III-95表 少年院からの仮退院・退院別人員(昭和41〜45年)

 仮退院の期間は,原則として仮退院のときから二〇歳に達するまでであるが,二六歳をこえない範囲で例外があり,その間,保護観察が行なわれる。昭和四五年に,保護観察の対象となった少年院仮退院者の仮退院期間は,前掲II-89表に示すとおりで,三月以内の者が一三・〇%,三月をこえ六月以内の者が一三・五%,六月をこえ一年以内の者が二一・九%,一年をこえ二年以内の者が二六・九%,二年をこえる者が二四・七%となっている。

(二) 不定期刑受刑者の仮出獄

 不定期刑受刑者について,最近五年間の仮出獄許可人員をみると,III-96表に示すとおりであり,昭和四五年の許可人員は六四六人で,成人を含めた仮出獄許可人員総数の三・六%にあたる。

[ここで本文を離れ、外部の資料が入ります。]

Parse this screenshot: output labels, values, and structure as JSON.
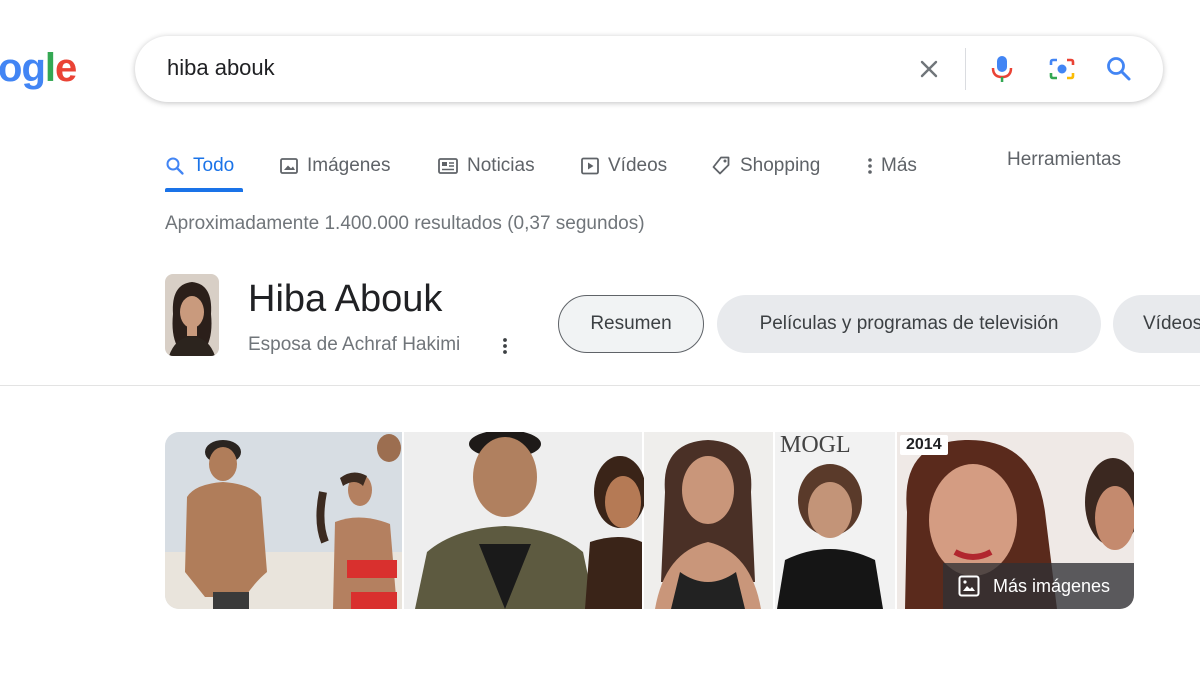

III-96表 不定期刑仮出獄許可人員(昭和41〜45年)

 右の許可人員六四六人中,一〇・七%にあたる六九人に対しては,不定期刑の短期経過前に仮出獄が許されているが,最近五年間について,短期経過前に仮出獄の許されている者の状況は,III-97表に示すとおりである。

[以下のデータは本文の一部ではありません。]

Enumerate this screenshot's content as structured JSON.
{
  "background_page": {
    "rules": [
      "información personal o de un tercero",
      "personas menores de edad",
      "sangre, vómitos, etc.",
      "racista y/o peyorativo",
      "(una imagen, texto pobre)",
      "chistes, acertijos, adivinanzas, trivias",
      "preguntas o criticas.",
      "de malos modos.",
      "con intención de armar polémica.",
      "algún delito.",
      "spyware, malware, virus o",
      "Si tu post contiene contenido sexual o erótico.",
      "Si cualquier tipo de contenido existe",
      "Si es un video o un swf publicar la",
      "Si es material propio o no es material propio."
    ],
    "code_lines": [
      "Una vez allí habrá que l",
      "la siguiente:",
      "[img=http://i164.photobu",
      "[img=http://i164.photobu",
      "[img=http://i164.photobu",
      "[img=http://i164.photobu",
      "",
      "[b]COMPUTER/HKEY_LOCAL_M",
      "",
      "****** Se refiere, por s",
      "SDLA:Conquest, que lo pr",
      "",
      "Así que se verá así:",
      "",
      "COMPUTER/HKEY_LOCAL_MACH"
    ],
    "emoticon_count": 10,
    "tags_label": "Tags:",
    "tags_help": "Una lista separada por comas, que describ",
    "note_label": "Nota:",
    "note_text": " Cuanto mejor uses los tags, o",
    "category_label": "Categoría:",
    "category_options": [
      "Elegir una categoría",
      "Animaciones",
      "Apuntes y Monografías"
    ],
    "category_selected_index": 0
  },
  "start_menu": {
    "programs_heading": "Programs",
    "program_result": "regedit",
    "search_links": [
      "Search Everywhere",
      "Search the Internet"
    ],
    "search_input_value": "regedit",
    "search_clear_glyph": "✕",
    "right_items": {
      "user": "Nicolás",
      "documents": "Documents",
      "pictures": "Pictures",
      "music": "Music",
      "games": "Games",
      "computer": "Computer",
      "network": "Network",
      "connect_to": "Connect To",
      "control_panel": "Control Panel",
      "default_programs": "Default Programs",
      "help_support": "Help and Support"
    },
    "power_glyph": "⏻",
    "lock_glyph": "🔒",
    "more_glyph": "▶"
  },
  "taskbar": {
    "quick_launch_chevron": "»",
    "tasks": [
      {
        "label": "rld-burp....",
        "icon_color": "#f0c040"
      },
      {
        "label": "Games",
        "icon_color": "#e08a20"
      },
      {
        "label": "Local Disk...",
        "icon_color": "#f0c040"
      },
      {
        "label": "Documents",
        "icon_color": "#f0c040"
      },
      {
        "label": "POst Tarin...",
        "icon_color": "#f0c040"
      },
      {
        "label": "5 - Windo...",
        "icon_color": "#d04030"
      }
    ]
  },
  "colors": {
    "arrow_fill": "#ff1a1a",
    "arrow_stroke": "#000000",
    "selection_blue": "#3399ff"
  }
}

III-97表 不定期刑仮出獄者の短期経過前・後の許可人員(昭和41〜45年)

 次に,昭和四五年の不定期刑の仮出獄者について,刑の執行率(長期に対する執行ずみ期間の比率)をみると,III-98表のとおりであり,刑期一年以下の場合には,八〇%台の執行率の者が最も多いが,一年をこえる刑期の場合には,いずれも七〇%台の執行率の者が最も多い。